In other words unless one provides an analysis of how and why women-blaming is endemic and why the widespread belief that rape is not ‘rape’ because women and girls are supposedly responsible for causing those ‘persons’ (sic) to rape them or rather not rape them but simply enact their male entitlement – then such non sex specific analysis becomes meaningless. I might as well claim it is martians committing rape against persons because this article says nothing about the sex of the rapists.

Laura // Posted 22 May 2011 at 3:01 pm

Firstly, first time comment on the F Word-loving your work.

Secondly, have been following this story with interest in the past while, and made the mistake to read a certain columnist in the Daily Mail today who basically agreed with Clarke that some rapes were more serious than others, followed by a rant about having a liberal government and a nice opportunity to have a go at (his understanding of) feminism. I honestly wanted to vomit at that. Yuck yuck yuck. This is not about saying that rape does not deserve adequate punishment, this country needs a better record when it comes to rape convictions (what the solution is to that I don’t know), but it just makes me so angry to think that anyone wants to silence a rape victim/survivor by claiming that their rape wasn’t as serious. Combined with the whole culture in this country that women are casually ‘crying-rape’ and the victim blaming that goes on, I could scream. I can only agree with the point made here that being threatened with additional violence (e.g. a weapon) adds to the trauma of (any) situation, but that does not mean that by extension a rape without a weapon is any less serious. And I only hope I’ve worded that well enough that it won’t be misinterpreted.

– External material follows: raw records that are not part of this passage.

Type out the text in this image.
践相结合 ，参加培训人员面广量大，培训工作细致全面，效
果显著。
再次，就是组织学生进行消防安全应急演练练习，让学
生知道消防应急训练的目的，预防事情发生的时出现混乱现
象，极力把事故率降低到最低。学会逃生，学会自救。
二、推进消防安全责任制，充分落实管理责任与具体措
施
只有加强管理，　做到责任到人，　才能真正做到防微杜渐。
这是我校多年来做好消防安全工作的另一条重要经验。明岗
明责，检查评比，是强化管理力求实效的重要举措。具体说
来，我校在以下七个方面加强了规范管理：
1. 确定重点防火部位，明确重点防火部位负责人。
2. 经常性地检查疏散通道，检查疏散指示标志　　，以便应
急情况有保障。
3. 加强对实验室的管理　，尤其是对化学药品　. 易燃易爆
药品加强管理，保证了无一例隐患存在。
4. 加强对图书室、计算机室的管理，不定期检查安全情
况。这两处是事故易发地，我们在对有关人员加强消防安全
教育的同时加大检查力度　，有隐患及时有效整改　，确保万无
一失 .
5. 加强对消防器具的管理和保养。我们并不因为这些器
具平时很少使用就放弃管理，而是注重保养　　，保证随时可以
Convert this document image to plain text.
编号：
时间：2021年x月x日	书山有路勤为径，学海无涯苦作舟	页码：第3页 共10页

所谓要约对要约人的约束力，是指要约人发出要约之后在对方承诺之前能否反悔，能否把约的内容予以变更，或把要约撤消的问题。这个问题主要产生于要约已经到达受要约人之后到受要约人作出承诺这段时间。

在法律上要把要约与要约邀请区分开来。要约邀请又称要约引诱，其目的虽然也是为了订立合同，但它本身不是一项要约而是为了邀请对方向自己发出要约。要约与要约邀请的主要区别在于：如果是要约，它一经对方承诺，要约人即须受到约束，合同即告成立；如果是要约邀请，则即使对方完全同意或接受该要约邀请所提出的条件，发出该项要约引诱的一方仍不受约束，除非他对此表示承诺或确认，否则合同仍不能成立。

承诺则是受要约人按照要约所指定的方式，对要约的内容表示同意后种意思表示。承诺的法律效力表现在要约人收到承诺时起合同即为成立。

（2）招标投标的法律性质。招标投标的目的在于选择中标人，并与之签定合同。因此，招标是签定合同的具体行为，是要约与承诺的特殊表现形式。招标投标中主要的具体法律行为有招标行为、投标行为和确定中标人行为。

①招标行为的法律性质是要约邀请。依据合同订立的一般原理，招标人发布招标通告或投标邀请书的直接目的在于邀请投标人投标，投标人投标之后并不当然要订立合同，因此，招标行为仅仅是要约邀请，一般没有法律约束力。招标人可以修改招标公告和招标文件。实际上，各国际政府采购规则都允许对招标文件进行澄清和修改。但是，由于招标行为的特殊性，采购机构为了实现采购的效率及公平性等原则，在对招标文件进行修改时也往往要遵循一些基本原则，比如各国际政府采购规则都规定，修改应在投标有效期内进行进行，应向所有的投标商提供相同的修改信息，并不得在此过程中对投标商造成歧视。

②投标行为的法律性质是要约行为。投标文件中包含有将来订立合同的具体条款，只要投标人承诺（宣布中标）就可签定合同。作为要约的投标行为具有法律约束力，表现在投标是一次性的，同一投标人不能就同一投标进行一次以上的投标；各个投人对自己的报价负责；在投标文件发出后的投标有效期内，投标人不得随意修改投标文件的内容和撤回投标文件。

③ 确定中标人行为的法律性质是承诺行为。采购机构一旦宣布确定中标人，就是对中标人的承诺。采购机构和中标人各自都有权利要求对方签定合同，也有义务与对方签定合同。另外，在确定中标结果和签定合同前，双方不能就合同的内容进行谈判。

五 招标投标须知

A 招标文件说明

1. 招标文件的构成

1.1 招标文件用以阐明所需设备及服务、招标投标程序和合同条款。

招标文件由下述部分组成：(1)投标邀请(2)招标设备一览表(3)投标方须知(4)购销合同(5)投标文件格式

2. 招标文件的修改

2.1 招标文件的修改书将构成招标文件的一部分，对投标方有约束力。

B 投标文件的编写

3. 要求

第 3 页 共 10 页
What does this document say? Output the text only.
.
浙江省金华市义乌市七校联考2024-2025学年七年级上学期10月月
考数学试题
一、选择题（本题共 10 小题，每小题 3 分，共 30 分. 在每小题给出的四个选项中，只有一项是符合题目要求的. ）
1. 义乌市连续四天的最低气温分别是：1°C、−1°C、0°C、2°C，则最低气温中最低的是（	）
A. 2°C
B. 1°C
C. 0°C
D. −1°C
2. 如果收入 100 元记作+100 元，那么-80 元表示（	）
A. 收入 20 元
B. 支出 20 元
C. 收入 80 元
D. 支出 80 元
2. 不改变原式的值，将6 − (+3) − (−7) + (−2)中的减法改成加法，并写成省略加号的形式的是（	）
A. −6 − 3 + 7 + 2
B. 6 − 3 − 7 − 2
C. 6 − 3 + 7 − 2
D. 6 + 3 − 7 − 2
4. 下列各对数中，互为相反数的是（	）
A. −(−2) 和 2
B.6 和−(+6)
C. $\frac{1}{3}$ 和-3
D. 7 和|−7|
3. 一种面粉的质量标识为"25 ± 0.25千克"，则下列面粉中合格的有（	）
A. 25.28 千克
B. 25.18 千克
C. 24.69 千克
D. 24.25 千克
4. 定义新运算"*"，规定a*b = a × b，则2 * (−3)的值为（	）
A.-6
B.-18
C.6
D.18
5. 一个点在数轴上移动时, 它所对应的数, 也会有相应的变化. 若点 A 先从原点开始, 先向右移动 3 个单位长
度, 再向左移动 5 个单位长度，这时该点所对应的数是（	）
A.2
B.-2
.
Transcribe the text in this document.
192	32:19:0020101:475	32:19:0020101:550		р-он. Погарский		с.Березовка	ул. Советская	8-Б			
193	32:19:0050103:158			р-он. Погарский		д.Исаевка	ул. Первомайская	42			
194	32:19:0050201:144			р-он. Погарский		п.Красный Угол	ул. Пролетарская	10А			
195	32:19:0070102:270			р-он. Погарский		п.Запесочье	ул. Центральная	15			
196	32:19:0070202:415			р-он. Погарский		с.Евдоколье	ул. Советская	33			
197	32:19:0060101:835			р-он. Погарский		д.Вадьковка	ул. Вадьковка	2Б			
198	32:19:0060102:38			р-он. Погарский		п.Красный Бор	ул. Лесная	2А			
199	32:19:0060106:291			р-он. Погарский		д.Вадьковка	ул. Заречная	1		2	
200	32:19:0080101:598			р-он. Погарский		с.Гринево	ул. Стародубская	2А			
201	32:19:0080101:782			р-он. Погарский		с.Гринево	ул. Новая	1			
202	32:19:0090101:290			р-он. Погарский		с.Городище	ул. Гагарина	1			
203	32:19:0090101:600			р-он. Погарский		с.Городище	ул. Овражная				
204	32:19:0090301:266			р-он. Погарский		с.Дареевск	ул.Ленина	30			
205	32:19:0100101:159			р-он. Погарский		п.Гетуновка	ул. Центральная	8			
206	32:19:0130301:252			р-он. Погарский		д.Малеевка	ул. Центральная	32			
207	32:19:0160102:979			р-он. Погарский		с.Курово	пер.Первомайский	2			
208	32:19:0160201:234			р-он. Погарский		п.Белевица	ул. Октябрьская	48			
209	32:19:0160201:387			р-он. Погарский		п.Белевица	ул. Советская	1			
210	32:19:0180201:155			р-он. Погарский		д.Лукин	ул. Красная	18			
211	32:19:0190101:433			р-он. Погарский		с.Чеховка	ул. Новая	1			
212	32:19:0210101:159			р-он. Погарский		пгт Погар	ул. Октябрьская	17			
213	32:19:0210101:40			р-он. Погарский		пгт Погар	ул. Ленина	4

Cycleboy // Posted 23 May 2011 at 12:54 pm

I think this is a very useful analysis. Prior to reading this, I tended to agree with the proposition that some ‘rapes’ were more traumatic (not serious) than others. However, I think the author makes a very valid point that we, society (and I include myself in this) tend to conflate the rape with the assault; assuming that a (relatively) non-violent rape would be less traumatic than one involving serious violence and injury.

I wonder how the courts deal with this? Perhaps rapists should be tried for two separate offences; 10 the violation of a person’s autonomy and 2) the physical assault. Thus, the penalty can be separated, so many years for the rape and so many for the physical assault.

Rose // Posted 23 May 2011 at 6:03 pm

I have twice woken up in hospital to be told by doctors that I nearly died in the night due to quantity/quality of date-rape drugs in my system, and that I was lucky that a friend had spotted me in trouble, and got me an ambulance.

They told me that I should report the ‘attempted rape’ to the police.

I hadn’t been on dates, I don’t know who drugged me. Those experience have fundamentally changed my view of humanity, old friends, and strangers alike.

I found it hollowing to be told that what had nearly killed me was a failed attempt at a crime, and that all I had been suffering was nothing worth the laws notice.

Maybe my attackers didn’t kidnap, assault or rape me, but they did poisen me. I felt like they were telling me that my life wasn’t worth legal protection.

When I heard Clarke refer to date rape as not serious, or violent, and possibily with a willing woman, my mind went striaght back to that hospital bed.

I really agree with the article above, not only should rape be taken seriously in law, but ALL other offences commited against the victim should also hold real penalty.


date-rape drugs – if you have to drug someone, they’re NOT willing!

Jolene Tan // Posted 23 May 2011 at 6:18 pm

@Rose, thank you very much for sharing your story.